Two years ago, Comcast announced it would launch a live streaming service called Stream TV that would include your local network affiliates, and HBO, for just $15 a month. The nation’s top cable operator proclaimed that Stream would change television forever.
“It’s unlike anything we’ve ever offered: no extra device or additional equipment required…or even a TV,” blogged Comcast executive vice president Matt Strauss, noting that Stream could be viewed on tablets and computers.
However, since that ballyhooed announcement, the cable operator has launched Stream in just two markets — Chicago and Boston. Yes, just two markets, and Comcast has been evasive as to why it hasn’t offered it anywhere else.

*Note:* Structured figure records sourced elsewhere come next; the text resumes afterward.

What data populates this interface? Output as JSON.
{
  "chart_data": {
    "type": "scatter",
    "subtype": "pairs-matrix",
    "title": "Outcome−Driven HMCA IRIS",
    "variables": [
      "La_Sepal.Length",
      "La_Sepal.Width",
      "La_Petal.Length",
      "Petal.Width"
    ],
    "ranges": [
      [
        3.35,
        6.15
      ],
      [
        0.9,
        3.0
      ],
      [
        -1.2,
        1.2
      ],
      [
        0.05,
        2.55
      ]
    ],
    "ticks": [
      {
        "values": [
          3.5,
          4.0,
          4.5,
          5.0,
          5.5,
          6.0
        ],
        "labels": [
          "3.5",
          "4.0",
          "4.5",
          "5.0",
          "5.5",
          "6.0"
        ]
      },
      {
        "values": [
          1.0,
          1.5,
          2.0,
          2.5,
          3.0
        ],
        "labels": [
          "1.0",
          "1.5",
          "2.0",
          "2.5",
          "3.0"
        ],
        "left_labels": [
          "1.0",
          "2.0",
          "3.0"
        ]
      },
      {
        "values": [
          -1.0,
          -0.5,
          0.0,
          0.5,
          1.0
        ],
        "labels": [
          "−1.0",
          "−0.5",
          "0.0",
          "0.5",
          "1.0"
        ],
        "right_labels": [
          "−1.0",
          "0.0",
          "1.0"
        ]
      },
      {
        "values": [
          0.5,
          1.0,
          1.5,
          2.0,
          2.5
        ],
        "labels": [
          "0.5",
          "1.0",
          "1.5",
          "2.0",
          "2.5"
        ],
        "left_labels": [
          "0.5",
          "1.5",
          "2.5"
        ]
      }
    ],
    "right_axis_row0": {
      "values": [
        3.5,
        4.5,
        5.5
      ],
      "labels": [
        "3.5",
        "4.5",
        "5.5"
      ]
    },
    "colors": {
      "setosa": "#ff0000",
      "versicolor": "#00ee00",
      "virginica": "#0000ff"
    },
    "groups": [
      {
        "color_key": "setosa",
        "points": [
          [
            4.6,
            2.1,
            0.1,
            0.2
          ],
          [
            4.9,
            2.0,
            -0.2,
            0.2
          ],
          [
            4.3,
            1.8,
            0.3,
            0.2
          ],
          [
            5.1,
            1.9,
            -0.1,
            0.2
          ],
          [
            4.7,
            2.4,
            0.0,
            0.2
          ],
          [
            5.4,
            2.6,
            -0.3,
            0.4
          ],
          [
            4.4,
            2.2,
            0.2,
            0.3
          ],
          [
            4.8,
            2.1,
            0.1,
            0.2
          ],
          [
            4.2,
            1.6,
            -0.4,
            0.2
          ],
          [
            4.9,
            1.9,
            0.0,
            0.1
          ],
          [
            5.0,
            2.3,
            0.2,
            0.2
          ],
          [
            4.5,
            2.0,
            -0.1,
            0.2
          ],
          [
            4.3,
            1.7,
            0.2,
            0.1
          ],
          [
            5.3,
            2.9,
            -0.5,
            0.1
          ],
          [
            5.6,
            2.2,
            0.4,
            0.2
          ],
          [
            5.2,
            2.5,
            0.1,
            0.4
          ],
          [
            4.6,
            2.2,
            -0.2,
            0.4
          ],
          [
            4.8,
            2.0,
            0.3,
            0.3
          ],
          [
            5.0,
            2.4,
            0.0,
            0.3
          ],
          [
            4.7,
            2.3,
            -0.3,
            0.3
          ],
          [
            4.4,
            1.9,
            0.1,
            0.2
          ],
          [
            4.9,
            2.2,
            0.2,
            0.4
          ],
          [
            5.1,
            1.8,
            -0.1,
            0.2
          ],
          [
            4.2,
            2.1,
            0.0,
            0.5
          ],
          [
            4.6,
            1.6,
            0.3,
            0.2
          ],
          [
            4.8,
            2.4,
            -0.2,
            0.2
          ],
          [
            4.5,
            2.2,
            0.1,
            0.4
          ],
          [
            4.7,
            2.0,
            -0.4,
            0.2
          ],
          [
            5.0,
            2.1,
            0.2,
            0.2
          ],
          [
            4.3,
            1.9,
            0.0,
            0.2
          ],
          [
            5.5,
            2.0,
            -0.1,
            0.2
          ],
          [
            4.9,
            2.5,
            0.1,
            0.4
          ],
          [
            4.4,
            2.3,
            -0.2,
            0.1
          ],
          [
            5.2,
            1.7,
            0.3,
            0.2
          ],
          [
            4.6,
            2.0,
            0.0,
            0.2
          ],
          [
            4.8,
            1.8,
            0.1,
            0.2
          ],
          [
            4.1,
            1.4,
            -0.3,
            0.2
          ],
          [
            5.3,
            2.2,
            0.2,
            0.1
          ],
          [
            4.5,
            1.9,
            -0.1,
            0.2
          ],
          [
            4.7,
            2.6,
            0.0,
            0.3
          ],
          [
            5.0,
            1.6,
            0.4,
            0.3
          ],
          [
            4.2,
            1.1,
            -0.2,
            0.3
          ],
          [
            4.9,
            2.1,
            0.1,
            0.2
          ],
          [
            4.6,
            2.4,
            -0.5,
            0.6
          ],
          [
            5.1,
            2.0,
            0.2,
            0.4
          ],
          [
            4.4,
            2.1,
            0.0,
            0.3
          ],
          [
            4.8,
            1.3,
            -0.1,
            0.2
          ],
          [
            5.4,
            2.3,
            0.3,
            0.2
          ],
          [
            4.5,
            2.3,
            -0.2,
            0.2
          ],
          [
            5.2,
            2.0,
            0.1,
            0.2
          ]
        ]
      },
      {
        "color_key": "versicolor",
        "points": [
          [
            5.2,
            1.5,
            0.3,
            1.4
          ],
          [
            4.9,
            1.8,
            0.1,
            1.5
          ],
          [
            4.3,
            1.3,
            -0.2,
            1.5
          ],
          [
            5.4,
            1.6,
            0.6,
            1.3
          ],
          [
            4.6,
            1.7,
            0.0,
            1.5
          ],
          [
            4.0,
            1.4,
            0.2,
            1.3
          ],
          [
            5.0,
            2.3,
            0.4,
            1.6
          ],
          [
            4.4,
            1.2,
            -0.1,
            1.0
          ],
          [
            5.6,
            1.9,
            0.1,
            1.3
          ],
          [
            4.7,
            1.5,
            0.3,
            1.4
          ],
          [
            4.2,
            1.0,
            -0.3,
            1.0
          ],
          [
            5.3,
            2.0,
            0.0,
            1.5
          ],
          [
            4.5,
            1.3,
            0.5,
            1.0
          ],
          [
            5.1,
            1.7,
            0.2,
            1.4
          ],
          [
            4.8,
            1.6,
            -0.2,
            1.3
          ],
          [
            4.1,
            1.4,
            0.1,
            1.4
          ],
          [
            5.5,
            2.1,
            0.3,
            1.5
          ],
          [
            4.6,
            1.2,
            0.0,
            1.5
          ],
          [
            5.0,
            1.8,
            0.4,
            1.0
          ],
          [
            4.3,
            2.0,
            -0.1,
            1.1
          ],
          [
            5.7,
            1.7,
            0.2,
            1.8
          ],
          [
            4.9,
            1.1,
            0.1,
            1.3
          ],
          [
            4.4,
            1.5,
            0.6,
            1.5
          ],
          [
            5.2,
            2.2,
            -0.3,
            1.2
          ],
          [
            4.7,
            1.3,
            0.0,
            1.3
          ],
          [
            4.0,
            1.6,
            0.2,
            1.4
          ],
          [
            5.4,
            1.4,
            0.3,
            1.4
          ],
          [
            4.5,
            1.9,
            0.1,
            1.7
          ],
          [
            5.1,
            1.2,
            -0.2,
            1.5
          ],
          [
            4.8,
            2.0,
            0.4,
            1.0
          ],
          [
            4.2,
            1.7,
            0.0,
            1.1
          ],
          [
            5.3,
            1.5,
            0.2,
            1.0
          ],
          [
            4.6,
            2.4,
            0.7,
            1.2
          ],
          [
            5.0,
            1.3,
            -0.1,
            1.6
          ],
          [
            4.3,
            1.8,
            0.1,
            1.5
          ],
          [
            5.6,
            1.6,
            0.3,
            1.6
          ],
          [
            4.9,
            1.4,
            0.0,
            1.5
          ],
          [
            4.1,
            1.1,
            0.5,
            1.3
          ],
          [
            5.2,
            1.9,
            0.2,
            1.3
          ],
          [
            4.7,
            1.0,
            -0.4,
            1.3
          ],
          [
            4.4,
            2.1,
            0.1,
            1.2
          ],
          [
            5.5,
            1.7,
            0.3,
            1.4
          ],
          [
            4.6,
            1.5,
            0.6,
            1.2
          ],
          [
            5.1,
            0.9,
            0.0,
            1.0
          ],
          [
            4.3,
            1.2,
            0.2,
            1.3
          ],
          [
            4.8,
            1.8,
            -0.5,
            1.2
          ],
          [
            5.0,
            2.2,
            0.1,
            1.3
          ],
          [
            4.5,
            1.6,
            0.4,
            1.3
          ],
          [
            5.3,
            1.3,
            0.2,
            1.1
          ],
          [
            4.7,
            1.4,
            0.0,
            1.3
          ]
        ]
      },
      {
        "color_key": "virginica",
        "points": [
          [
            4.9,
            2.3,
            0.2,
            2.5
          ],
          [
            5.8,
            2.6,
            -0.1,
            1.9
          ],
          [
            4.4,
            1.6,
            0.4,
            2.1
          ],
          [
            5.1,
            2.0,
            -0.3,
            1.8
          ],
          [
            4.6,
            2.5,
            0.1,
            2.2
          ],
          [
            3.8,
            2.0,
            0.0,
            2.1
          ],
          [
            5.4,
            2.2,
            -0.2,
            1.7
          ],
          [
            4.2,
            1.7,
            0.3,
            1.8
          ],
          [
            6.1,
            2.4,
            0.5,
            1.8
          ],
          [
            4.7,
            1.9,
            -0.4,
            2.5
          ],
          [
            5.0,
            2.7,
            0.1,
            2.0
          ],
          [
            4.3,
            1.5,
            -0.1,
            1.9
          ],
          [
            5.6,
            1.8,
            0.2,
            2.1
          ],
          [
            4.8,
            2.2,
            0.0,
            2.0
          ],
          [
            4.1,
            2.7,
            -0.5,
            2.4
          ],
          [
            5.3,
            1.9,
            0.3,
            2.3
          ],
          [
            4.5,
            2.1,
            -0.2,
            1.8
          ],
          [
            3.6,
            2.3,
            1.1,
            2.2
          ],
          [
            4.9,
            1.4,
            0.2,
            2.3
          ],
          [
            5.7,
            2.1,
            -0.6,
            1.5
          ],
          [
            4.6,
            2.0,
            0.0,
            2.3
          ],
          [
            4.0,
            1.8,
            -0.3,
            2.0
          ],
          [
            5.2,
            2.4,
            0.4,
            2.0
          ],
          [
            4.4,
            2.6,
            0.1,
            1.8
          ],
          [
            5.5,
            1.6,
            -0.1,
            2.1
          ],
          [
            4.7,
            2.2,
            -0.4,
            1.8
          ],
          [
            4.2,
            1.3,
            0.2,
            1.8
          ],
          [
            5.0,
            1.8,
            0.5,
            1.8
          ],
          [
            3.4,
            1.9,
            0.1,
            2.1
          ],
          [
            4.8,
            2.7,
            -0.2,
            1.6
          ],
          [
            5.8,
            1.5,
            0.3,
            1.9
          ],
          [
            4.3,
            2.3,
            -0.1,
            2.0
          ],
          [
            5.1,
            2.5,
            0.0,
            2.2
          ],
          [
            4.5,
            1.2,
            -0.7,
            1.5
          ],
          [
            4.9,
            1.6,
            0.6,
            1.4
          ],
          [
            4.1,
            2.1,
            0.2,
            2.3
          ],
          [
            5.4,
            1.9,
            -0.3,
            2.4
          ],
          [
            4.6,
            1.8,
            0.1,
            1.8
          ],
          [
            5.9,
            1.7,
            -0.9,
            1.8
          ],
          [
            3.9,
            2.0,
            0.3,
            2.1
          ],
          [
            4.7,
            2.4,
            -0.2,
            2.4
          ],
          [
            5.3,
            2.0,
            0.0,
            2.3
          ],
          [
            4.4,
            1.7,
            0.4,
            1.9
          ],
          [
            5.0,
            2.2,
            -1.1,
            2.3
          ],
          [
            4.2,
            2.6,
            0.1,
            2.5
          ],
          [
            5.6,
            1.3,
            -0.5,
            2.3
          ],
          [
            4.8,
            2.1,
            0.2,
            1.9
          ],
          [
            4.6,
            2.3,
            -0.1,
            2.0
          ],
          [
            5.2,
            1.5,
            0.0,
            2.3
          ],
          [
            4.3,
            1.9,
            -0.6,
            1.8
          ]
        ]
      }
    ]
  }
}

But Comcast says Stream will finally go nationwide later this year, although it will now carry the name, ‘Xfinity Instant TV.’
“We’ve been testing it for a while,” David N. Watson, Comcast’s president of cable, told Wall Street analysts last week, in the understatement of last week. “We’ll launch it more broadly in the second half of the year.”
Watson said Stream TV — uh, I mean, Instant TV — will be distributed over a managed network without a set-top. It’s unclear if the service will be offered exclusively to Comcast Internet subscribers, or customers of any Internet service, as Comcast once said it planned to do.
Watson did say Instant TV will target Millennials, which, of course, nearly every live streaming service hopes to do.
Final note: During the Wall Street analyst session last week, we may have received some indication as to why Stream, or Instant, has been largely a no-show for two years.
Steve Burke, CEO of NBC Universal (owned by Comcast), and a longtime Comcast executive, said he’s skeptical that live streaming will ever become a big business.
“It is a very tough business, and we, as before, we are skeptical it will be a very large business or profitable business, and they are off to a relatively slow start,” Burke said.
Instant TV is somewhat different from live streaming services such as DIRECTV Now and Sling TV because it will be offered on a managed network rather than made available to anyone with an Internet connection. But Burke’s comments would suggest that at least one influential Comcast executive is not sold on selling programming via the Net.